Qu’est-ce qu’un académicien ?

Les académiciens sont des personnalités, élues par leurs pairs en raison de leurs mérites personnels. Le principe de cooptation est le garant de l’autonomie de l’Académie par rapport à tous les pouvoirs. Bien qu’étant au service de la Nation, les académiciens ne sont pas des fonctionnaires. Leurs appointements – fort modestes – sont calculés en partie sur la base de leur présence aux séances académiques régulières.

 

Les élections

 

Dans le courant de l’année qui suit le décès d’un membre de l’Académie, la section à laquelle il appartenait déclare la vacance du fauteuil qu’il occupait et fixe le calendrier de la nouvelle élection : date de clôture du dépôt des candidatures, examen et classement des candidatures par la section, lecture des rapports devant l’Académie réunie en comité secret puis élection en séance publique.

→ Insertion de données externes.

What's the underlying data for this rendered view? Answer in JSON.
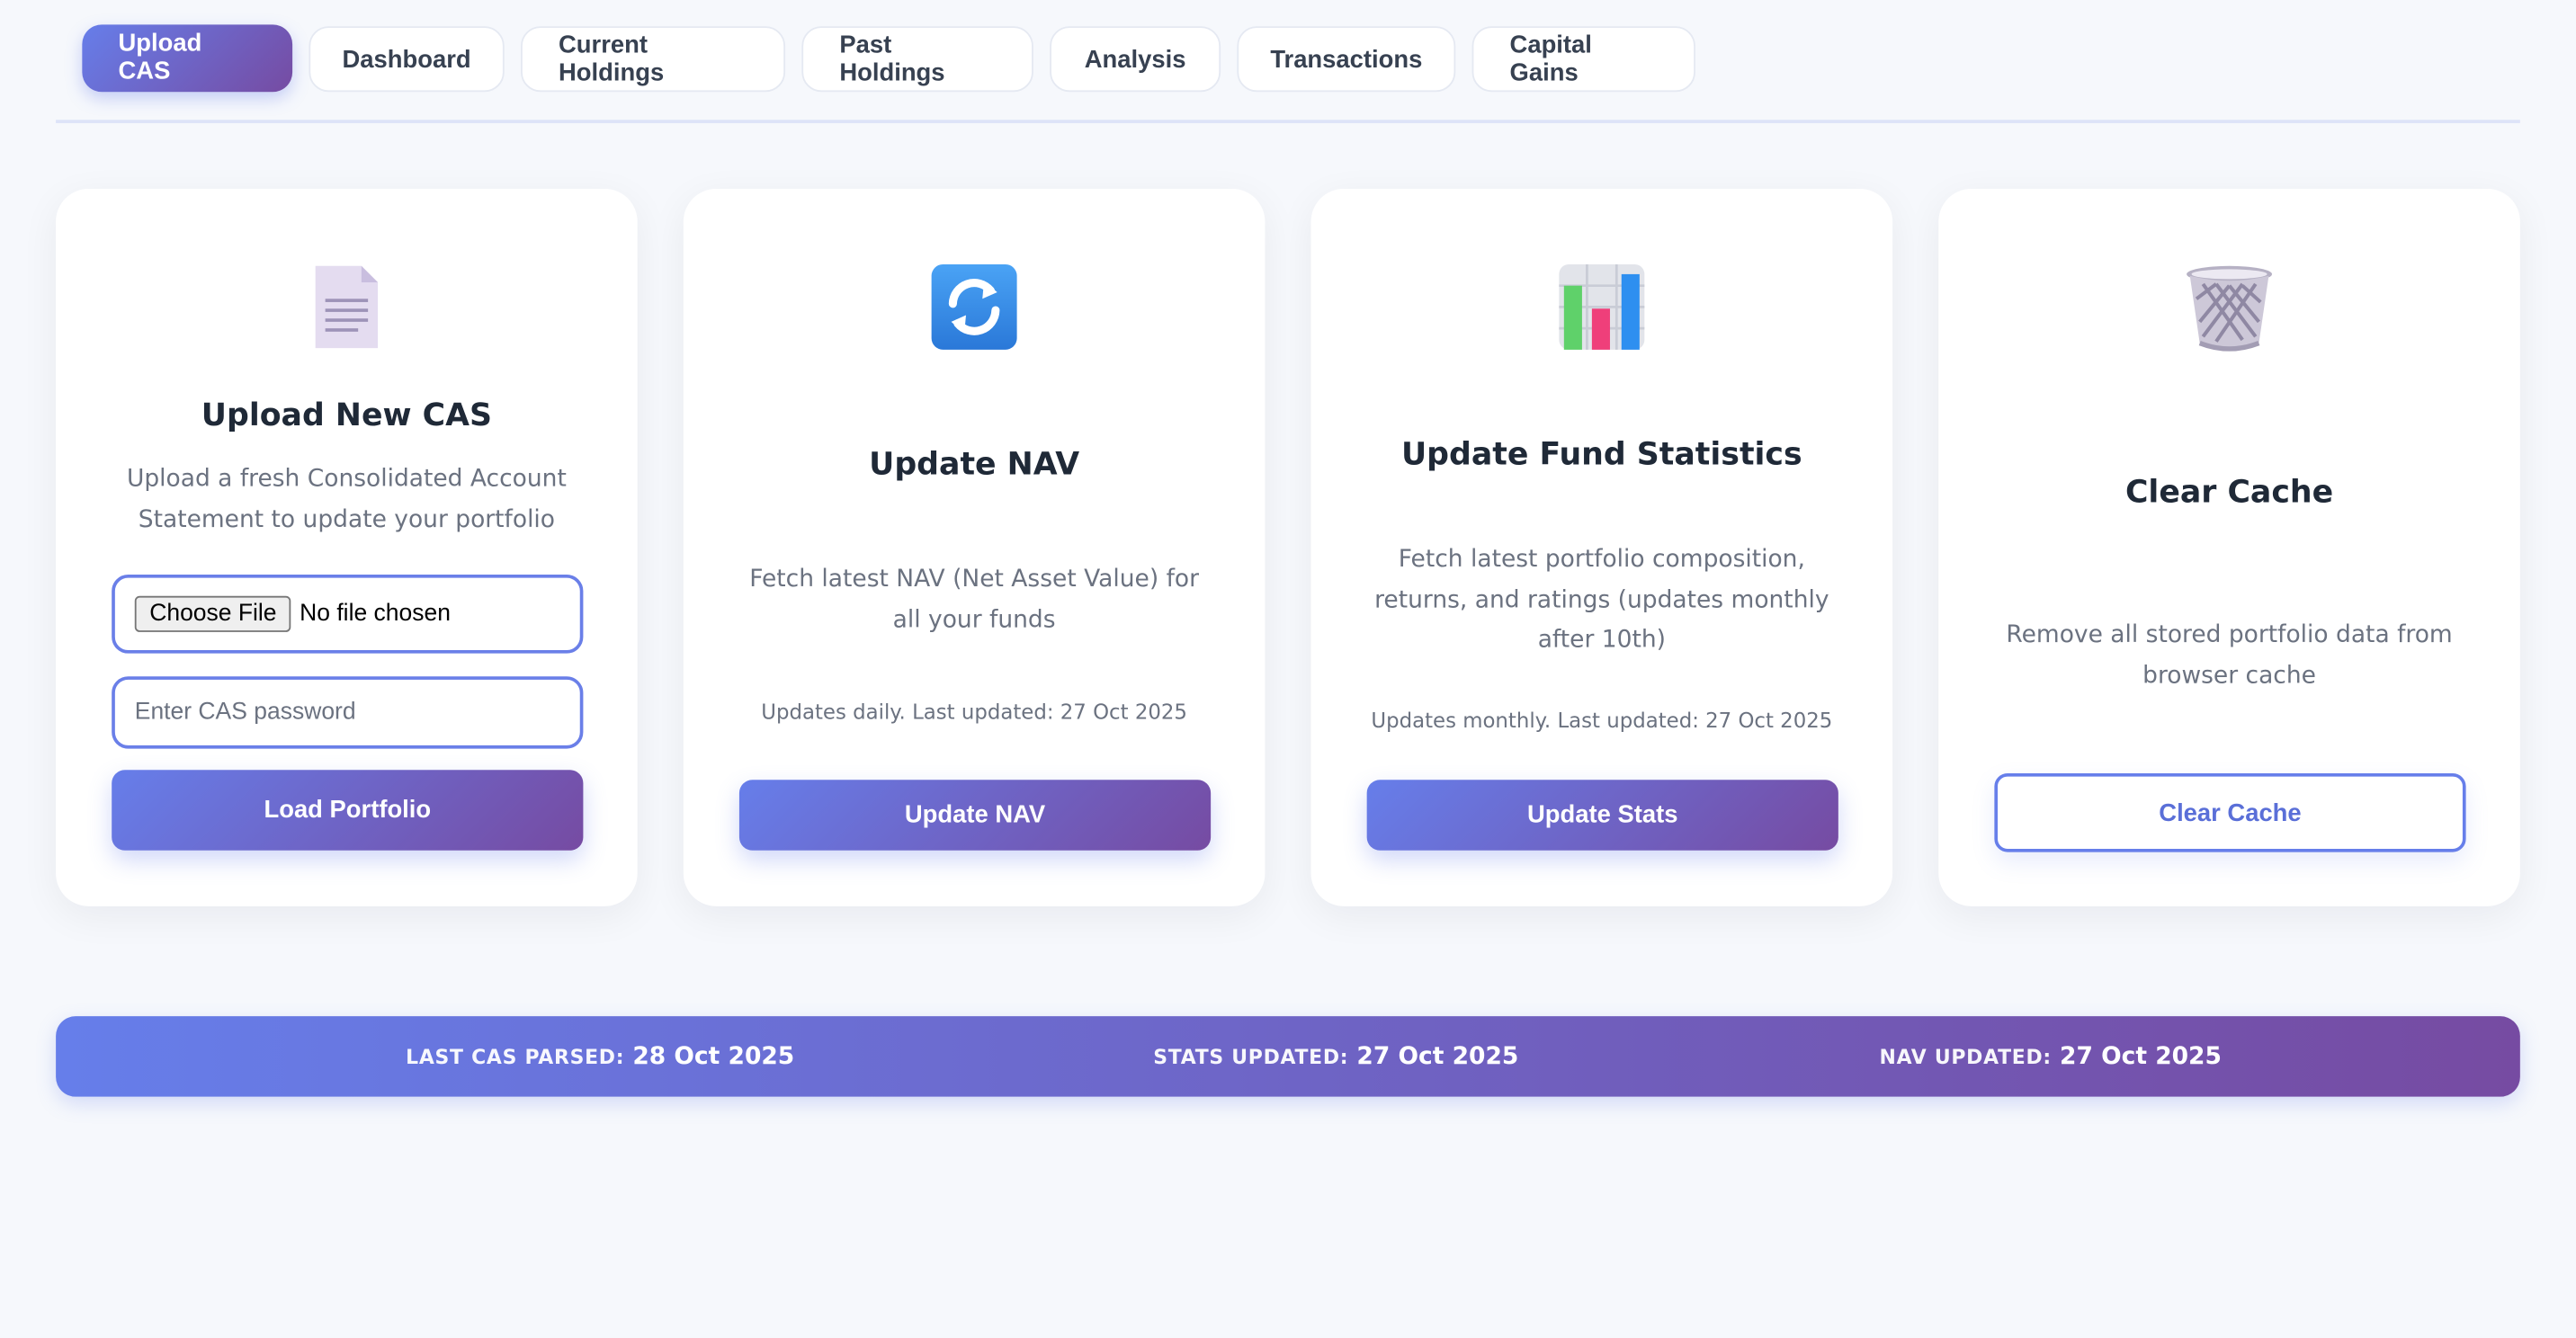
{
  "tabs": [
    {
      "label": "Upload CAS",
      "active": true
    },
    {
      "label": "Dashboard"
    },
    {
      "label": "Current Holdings"
    },
    {
      "label": "Past Holdings"
    },
    {
      "label": "Analysis"
    },
    {
      "label": "Transactions"
    },
    {
      "label": "Capital Gains"
    }
  ],
  "colors": {
    "accent_start": "#667eea",
    "accent_end": "#764ba2",
    "background": "#f6f8fc"
  },
  "cards": {
    "upload": {
      "icon": "document-icon",
      "title": "Upload New CAS",
      "description": "Upload a fresh Consolidated Account Statement to update your portfolio",
      "file_button": "Choose File",
      "file_status": "No file chosen",
      "password_placeholder": "Enter CAS password",
      "password_value": "",
      "button": "Load Portfolio"
    },
    "nav": {
      "icon": "refresh-icon",
      "title": "Update NAV",
      "description": "Fetch latest NAV (Net Asset Value) for all your funds",
      "note": "Updates daily. Last updated: 27 Oct 2025",
      "button": "Update NAV"
    },
    "stats": {
      "icon": "bar-chart-icon",
      "title": "Update Fund Statistics",
      "description": "Fetch latest portfolio composition, returns, and ratings (updates monthly after 10th)",
      "note": "Updates monthly. Last updated: 27 Oct 2025",
      "button": "Update Stats"
    },
    "cache": {
      "icon": "wastebasket-icon",
      "title": "Clear Cache",
      "description": "Remove all stored portfolio data from browser cache",
      "button": "Clear Cache"
    }
  },
  "status_bar": {
    "cas_label": "Last CAS Parsed:",
    "cas_value": "28 Oct 2025",
    "stats_label": "Stats Updated:",
    "stats_value": "27 Oct 2025",
    "nav_label": "NAV Updated:",
    "nav_value": "27 Oct 2025"
  }
}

Les candidats ont en général un mois pour se déclarer par un courrier manuscrit adressé au secrétaire perpétuel et à tous les membres de l’Académie. Il leur faut ensuite sacrifier au rituel des visites académiques : demander à chacun audience, fournir à qui le souhaite des compléments d’information sur ses œuvres et travaux, rencontrer les membres qui ont accepté de les recevoir, les séduire, espérer obtenir leur suffrage… et attendre le jour du vote.
Il n’est pas rare de devoir se présenter plusieurs fois avant d’être élu car une bonne élection se prépare longtemps à l’avance par une campagne assidue.

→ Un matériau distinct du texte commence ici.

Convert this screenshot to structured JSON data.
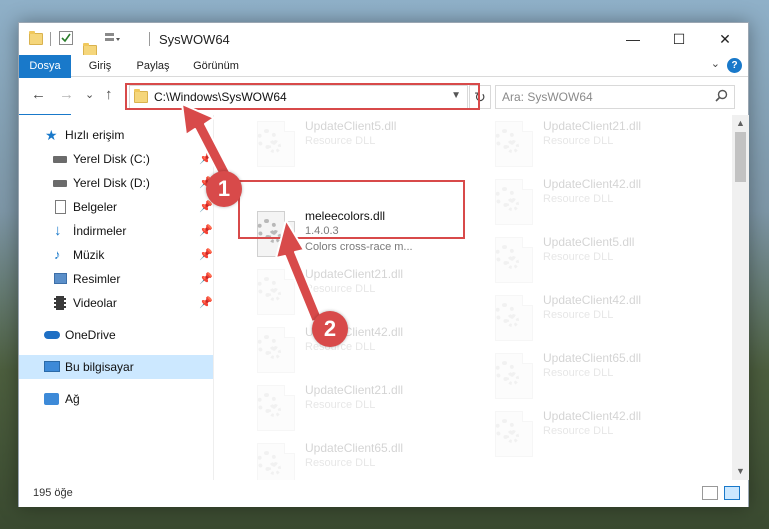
{
  "window": {
    "title": "SysWOW64",
    "controls": {
      "minimize": "—",
      "maximize": "☐",
      "close": "✕"
    }
  },
  "ribbon": {
    "tabs": [
      "Dosya",
      "Giriş",
      "Paylaş",
      "Görünüm"
    ],
    "help": "?",
    "collapse": "⌄"
  },
  "nav": {
    "back": "←",
    "forward": "→",
    "recent": "⌄",
    "up": "↑",
    "address": "C:\\Windows\\SysWOW64",
    "refresh": "↻",
    "search_placeholder": "Ara: SysWOW64",
    "search_icon": "⚲"
  },
  "sidebar": {
    "items": [
      {
        "label": "Hızlı erişim",
        "icon": "star-icon",
        "pinned": false
      },
      {
        "label": "Yerel Disk (C:)",
        "icon": "drive-icon",
        "pinned": true
      },
      {
        "label": "Yerel Disk (D:)",
        "icon": "drive-icon",
        "pinned": true
      },
      {
        "label": "Belgeler",
        "icon": "documents-icon",
        "pinned": true
      },
      {
        "label": "İndirmeler",
        "icon": "downloads-icon",
        "pinned": true
      },
      {
        "label": "Müzik",
        "icon": "music-icon",
        "pinned": true
      },
      {
        "label": "Resimler",
        "icon": "pictures-icon",
        "pinned": true
      },
      {
        "label": "Videolar",
        "icon": "videos-icon",
        "pinned": true
      },
      {
        "label": "OneDrive",
        "icon": "cloud-icon",
        "pinned": false
      },
      {
        "label": "Bu bilgisayar",
        "icon": "computer-icon",
        "pinned": false
      },
      {
        "label": "Ağ",
        "icon": "network-icon",
        "pinned": false
      }
    ]
  },
  "files": {
    "highlighted": {
      "name": "meleecolors.dll",
      "version": "1.4.0.3",
      "description": "Colors cross-race m..."
    },
    "left_column": [
      {
        "name": "UpdateClient5.dll",
        "type": "Resource DLL"
      },
      {
        "name": "UpdateClient21.dll",
        "type": "Resource DLL"
      },
      {
        "name": "UpdateClient42.dll",
        "type": "Resource DLL"
      },
      {
        "name": "UpdateClient21.dll",
        "type": "Resource DLL"
      },
      {
        "name": "UpdateClient65.dll",
        "type": "Resource DLL"
      }
    ],
    "right_column": [
      {
        "name": "UpdateClient21.dll",
        "type": "Resource DLL"
      },
      {
        "name": "UpdateClient42.dll",
        "type": "Resource DLL"
      },
      {
        "name": "UpdateClient5.dll",
        "type": "Resource DLL"
      },
      {
        "name": "UpdateClient42.dll",
        "type": "Resource DLL"
      },
      {
        "name": "UpdateClient65.dll",
        "type": "Resource DLL"
      },
      {
        "name": "UpdateClient42.dll",
        "type": "Resource DLL"
      }
    ]
  },
  "status": {
    "count": "195 öğe"
  },
  "annotations": {
    "step1": "1",
    "step2": "2",
    "color": "#d84a4a"
  }
}
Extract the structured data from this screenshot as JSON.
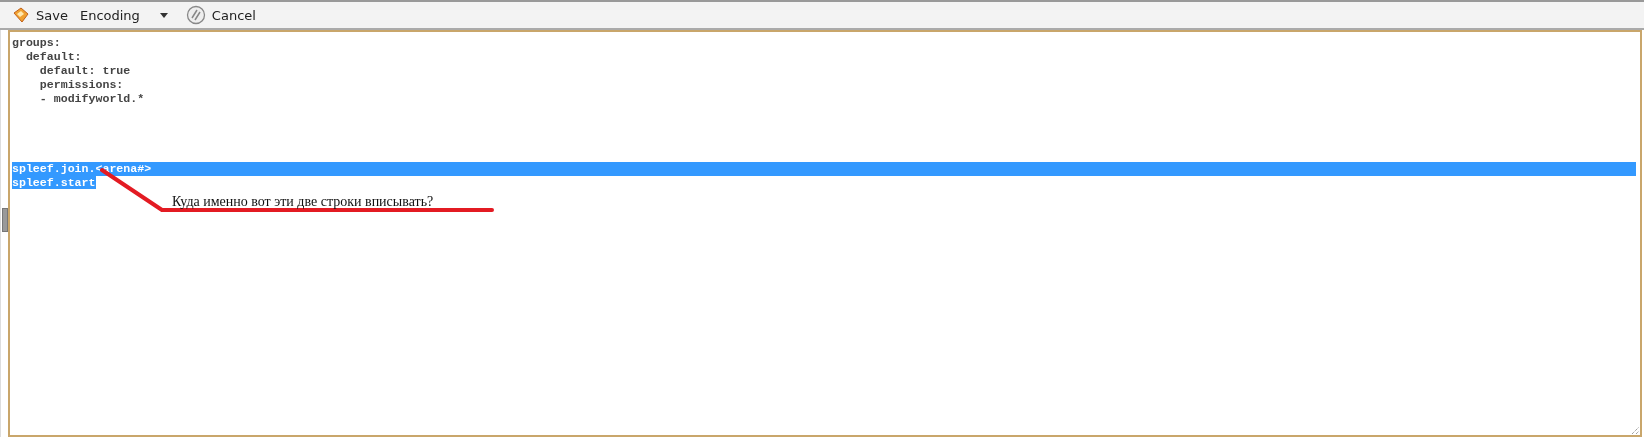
{
  "toolbar": {
    "buttons": [
      {
        "label": "Save",
        "kind": "save"
      },
      {
        "label": "Encoding",
        "kind": "dropdown"
      },
      {
        "label": "Cancel",
        "kind": "cancel"
      }
    ]
  },
  "editor": {
    "lines": [
      {
        "kind": "code",
        "text": "groups:",
        "selected": false,
        "line_break_selected": false
      },
      {
        "kind": "code",
        "text": "  default:",
        "selected": false,
        "line_break_selected": false
      },
      {
        "kind": "code",
        "text": "    default: true",
        "selected": false,
        "line_break_selected": false
      },
      {
        "kind": "code",
        "text": "    permissions:",
        "selected": false,
        "line_break_selected": false
      },
      {
        "kind": "code",
        "text": "    - modifyworld.*",
        "selected": false,
        "line_break_selected": false
      },
      {
        "kind": "blank"
      },
      {
        "kind": "blank"
      },
      {
        "kind": "blank"
      },
      {
        "kind": "blank"
      },
      {
        "kind": "code",
        "text": "spleef.join.<arena#>",
        "selected": true,
        "line_break_selected": true
      },
      {
        "kind": "code",
        "text": "spleef.start",
        "selected": true,
        "line_break_selected": false
      }
    ]
  },
  "annotation": {
    "text": "Куда именно вот эти две строки вписывать?"
  }
}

Une fois élu, le nouvel académicien doit attendre la parution du décret présidentiel portant acte du résultat de l’élection. Il est alors introduit au cours d’une séance publique ordinaire. Le secrétaire perpétuel, quittant la tribune, vient le chercher dans le vestibule de la salle où il attend depuis le début de la séance et l’accompagne jusqu’au centre de la salle où il le présente au président. Naguère, ce rituel impliquait en outre que le secrétaire perpétuel tînt le nouvel élu par le petit doigt. Le président ayant remis au nouvel élu la médaille qui symbolise son appartenance à l’Académie, invite son nouveau confrère à siéger. Celui-ci prend alors place parmi ses pairs.

Dans les mois qui suivent son introduction, le nouvel élu donne lecture de la traditionnelle « Notice sur la vie et les travaux » de son prédécesseur. Depuis 2018, cet usage prend généralement place au cours d’une séance solennelle sous la Coupole, spécialement convoquée à cette fin. Cette lecture est précédé par un discours d’accueil, dans lequel le président de l’Académie ou un académicien désigné par le Bureau retrace la carrière de son nouveau confrère et rappelle les titres qui justifient sa présence dans cette compagnie.

 

Les femmes

 

L’Académie des Sciences morales et politiques a été la première Académie à accueillir une femme : Suzanne Bastid en 1971. Depuis, ont été élues Alice Saunier-Séïté (1995, section générale), Claude Dulong-Sainteny (1995, section Histoire et Géographie), Marianne Bastid-Bruguière (2001, section Morale et Sociologie), Mireille Delmas-Marty (2007, section Morale et Sociologie), Chantal Delsol (2007, section Philosophie) et Claudine Tiercelin (2017, section Philosophie), auxquelles il faut ajouter Dora Bakoyannis, élue en 2008 membre associé étranger. Sept femmes figurent en outre, à l’heure actuelle, parmi les correspondants de l’Académie.

 

L’habit d’académicien

 

L’habit d’académicien, qui n’est porté qu’à l’occasion des séances solennelles sous la Coupole et au cours de quelques cérémonies de prestige, a été donné aux académiciens par Bonaparte, Premier Consul, dans un arrêté du 13 mars 1801.

« L’habit vert » symbolisait deux choses : la place occupée par les académiciens dans la hiérarchie de l’état – tous les fonctionnaires portaient alors un uniforme – et l’unité de l’Institut de France.

Cet habit est complété par une épée, offerte à l’académicien par ses amis, réunis dans un « comité de l’épée », au cours d’une cérémonie privée.

Au début du XIXe siècle, les épées étaient sur le modèle de celles de l’Institut d’égypte. Aujourd’hui, elles sont précieuses et ornées de symboles rappelant la vie de son possesseur.

Les ecclésiastiques sont dispensés du port de l’épée ainsi que de l’habit.

Les femmes peuvent porter l’épée – Alice Saunier-Séïté portait un sabre, rappel de sa dextérité dans le maniement de cette arme – ou ne pas la porter – Claude Dulong-Sainteny lui avait ainsi substitué un médaillon.

Bien que désuet et critiqué par certains membres de l’Institut, le port de l’habit et de l’épée est un signe distinctif fortement ancré dans l’imaginaire de la Nation française, un « lieu de mémoire ».